I’ve decided to extend my table striping example code and turn it into a jQuery plugin. If I have a table with an id of test, I want to be able to call a stripe
function on it’s selector, e.g. $('#test').stripe();
So how do we build this? Well firstly, as it’s a plugin we shouldn’t really be playing with the $ jQuery object incase our user has disabled it. There is a trick to get around this though…
(function($){
// code here can safely use $
})(jQuery);
What’s happening here? Well we’re using a closure to create an anonymous function into which we pass in the jQuery object. The parameter name we use in this function is $ so we can use this inside safely, even if the user has disabled this variable outside our plugin.

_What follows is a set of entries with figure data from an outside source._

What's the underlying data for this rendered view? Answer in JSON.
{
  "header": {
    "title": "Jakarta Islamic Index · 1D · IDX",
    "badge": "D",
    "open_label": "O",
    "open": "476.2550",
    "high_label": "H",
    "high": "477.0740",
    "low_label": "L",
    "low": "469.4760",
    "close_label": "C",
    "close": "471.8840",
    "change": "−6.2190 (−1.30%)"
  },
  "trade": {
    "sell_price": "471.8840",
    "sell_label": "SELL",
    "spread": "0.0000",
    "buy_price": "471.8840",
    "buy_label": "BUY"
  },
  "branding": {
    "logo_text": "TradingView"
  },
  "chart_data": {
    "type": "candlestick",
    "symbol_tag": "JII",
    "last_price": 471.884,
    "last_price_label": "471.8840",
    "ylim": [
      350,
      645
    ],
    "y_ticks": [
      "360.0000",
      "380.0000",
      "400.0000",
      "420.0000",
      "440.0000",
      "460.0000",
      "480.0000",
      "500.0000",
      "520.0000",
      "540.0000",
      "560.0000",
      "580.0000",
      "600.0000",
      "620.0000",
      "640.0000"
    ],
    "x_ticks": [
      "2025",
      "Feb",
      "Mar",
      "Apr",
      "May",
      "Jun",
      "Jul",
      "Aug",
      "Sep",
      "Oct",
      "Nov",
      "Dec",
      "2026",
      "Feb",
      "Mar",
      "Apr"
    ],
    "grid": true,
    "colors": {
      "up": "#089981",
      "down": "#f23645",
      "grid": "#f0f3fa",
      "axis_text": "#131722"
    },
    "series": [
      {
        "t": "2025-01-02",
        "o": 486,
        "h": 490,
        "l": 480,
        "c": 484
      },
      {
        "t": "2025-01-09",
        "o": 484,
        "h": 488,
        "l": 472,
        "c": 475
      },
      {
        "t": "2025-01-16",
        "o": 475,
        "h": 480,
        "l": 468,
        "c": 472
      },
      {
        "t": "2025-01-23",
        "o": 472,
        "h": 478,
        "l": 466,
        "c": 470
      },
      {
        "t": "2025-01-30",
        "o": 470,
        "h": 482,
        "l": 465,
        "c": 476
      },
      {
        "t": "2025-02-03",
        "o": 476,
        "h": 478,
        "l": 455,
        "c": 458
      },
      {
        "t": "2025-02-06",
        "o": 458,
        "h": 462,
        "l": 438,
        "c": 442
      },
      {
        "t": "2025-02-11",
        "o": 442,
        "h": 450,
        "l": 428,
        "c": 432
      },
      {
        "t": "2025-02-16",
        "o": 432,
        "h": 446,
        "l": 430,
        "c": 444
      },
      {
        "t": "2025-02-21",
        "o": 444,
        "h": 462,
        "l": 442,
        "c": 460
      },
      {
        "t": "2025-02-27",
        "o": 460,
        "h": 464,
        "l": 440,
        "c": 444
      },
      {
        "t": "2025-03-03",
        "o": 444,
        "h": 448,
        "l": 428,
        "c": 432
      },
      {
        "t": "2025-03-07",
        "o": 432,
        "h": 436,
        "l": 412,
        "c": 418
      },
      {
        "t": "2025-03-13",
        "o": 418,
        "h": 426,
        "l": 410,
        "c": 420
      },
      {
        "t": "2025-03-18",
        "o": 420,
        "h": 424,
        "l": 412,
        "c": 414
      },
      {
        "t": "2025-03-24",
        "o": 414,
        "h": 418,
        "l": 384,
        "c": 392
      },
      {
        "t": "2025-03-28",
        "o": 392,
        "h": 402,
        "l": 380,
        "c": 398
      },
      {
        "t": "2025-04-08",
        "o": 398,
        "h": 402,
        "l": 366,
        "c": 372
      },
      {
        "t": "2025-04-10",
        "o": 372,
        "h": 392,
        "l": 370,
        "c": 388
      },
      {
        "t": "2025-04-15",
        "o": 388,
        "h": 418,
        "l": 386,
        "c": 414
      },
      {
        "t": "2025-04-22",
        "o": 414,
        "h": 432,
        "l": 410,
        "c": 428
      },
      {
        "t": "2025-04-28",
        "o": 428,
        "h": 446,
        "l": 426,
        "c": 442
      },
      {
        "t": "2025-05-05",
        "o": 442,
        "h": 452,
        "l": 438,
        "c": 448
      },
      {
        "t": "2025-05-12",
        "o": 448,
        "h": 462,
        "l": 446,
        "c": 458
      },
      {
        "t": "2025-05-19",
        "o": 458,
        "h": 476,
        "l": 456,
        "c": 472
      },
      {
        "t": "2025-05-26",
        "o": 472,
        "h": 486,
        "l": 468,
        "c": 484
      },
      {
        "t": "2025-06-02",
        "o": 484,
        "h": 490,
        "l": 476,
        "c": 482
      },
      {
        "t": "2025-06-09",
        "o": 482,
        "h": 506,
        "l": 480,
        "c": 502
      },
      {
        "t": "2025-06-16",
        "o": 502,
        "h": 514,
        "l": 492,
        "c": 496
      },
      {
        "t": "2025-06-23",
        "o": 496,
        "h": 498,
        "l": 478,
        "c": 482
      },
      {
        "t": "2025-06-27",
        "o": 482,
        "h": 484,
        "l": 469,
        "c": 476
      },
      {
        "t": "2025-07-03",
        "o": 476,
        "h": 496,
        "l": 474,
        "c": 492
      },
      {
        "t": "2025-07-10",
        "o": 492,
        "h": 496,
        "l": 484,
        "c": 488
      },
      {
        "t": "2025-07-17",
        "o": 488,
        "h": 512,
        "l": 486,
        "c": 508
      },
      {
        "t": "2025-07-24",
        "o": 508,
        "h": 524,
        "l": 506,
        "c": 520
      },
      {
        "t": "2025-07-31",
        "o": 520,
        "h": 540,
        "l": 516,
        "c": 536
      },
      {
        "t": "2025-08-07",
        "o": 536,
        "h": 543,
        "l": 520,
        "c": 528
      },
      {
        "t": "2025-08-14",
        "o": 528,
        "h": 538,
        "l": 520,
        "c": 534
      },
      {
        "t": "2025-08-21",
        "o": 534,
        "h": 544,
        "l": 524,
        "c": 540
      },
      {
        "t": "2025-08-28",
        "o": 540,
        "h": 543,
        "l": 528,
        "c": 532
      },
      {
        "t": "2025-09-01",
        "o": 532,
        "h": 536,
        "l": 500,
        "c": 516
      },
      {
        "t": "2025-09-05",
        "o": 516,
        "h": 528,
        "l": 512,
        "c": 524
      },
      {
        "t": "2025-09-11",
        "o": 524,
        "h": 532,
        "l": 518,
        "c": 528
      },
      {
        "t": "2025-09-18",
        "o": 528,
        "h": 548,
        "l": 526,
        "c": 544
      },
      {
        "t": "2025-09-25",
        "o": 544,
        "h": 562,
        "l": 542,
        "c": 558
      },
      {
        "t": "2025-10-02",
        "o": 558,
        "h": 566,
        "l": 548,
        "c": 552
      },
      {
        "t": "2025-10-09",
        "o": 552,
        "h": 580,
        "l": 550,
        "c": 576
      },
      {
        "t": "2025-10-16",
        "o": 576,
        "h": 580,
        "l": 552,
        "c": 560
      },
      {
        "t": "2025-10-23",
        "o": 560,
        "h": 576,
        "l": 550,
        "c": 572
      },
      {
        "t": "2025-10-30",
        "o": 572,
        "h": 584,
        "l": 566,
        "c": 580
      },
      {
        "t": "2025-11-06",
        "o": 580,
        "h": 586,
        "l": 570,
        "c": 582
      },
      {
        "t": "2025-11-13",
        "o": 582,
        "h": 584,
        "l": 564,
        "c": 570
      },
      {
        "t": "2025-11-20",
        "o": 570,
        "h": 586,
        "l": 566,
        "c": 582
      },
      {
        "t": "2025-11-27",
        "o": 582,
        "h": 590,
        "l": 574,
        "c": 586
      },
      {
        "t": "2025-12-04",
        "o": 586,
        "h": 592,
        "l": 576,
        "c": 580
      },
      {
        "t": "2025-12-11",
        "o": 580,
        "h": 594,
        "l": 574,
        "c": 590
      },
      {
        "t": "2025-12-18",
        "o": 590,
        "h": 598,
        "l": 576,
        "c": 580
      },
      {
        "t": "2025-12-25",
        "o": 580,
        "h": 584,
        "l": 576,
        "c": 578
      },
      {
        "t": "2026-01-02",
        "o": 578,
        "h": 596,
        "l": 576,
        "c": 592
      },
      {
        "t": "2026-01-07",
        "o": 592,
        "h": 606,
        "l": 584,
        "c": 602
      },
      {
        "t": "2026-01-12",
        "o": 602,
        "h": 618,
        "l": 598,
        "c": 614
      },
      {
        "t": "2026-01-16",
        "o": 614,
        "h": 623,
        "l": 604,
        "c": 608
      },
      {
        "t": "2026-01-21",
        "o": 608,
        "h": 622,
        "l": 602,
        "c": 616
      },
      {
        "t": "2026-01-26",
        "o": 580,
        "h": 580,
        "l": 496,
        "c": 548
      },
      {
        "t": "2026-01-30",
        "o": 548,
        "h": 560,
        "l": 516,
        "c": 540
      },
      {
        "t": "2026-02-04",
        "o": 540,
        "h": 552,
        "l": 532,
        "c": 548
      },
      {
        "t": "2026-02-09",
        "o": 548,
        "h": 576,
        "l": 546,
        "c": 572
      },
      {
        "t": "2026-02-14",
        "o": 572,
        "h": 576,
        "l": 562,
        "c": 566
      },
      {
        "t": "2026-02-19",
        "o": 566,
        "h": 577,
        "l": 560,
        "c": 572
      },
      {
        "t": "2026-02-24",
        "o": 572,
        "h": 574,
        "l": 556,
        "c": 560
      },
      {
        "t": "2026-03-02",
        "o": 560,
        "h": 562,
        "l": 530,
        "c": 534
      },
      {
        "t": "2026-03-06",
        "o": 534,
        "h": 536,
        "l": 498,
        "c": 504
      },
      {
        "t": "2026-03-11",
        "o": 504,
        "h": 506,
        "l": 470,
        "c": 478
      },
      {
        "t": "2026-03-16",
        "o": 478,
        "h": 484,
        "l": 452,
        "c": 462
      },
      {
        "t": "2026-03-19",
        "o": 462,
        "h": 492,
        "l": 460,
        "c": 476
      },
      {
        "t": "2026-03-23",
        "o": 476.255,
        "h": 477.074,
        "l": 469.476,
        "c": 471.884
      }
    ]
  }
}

Now we have our $ variable we can get on with building the plugin.
$.fn.stripe = function(options) {
// define our function action here.
}
Here we’ve added a function to jQuery called stripe and told it to reference a fuction we’ve defined. Now we need to add the magic to this function to actually do the striping.
return this.each(function() {
$('/tbody:first>tr:even',this).addClass('even');
$('/tbody:first>tr:odd',this).addClass('odd');
});
As a jQuery selector can run over multiple items, we need to make sure we iterate over each of these. We use jQuery’s built in each
function to do this. this refers to the current selector in this case.
Inside, we need to select the first tbody element of the selection, then for each child tr depending if it’s odd or even we set the class of that tr to be either even or odd. This should ensure that nested tables won’t be striped.
That’s great, but what would be even more useful would be the ability to define different class names dynamically so we’re not stuck with the two hardcoded ones.
This is easy to achieve by creating a set of defaults in a private object, passing overrides into our function, and using jQuery’s excellent extend
function to merge the two.
var defaults = {
odd : 'dark',
even : 'lite'
};
var options = $.extend(defaults, options);
Now we can either just call .stripe
directory, or pass in override options like this, .stripe({odd: 'testdark', even: 'testeven')
Putting this all together, we get the following code for our stripe
plugin.
(function($){
$.fn.stripe = function(options) {
var defaults = {
odd : 'dark',
even : 'lite'
};
var options = $.extend(defaults, options);
return this.each(function() {
$('/tbody:first>tr:even',this).addClass(options.even);
$('/tbody:first>tr:odd',this).addClass(options.odd);
});
}
})(jQuery);
A configurable jQuery plugin, in just 13 lines of JavaScript. Marvellous!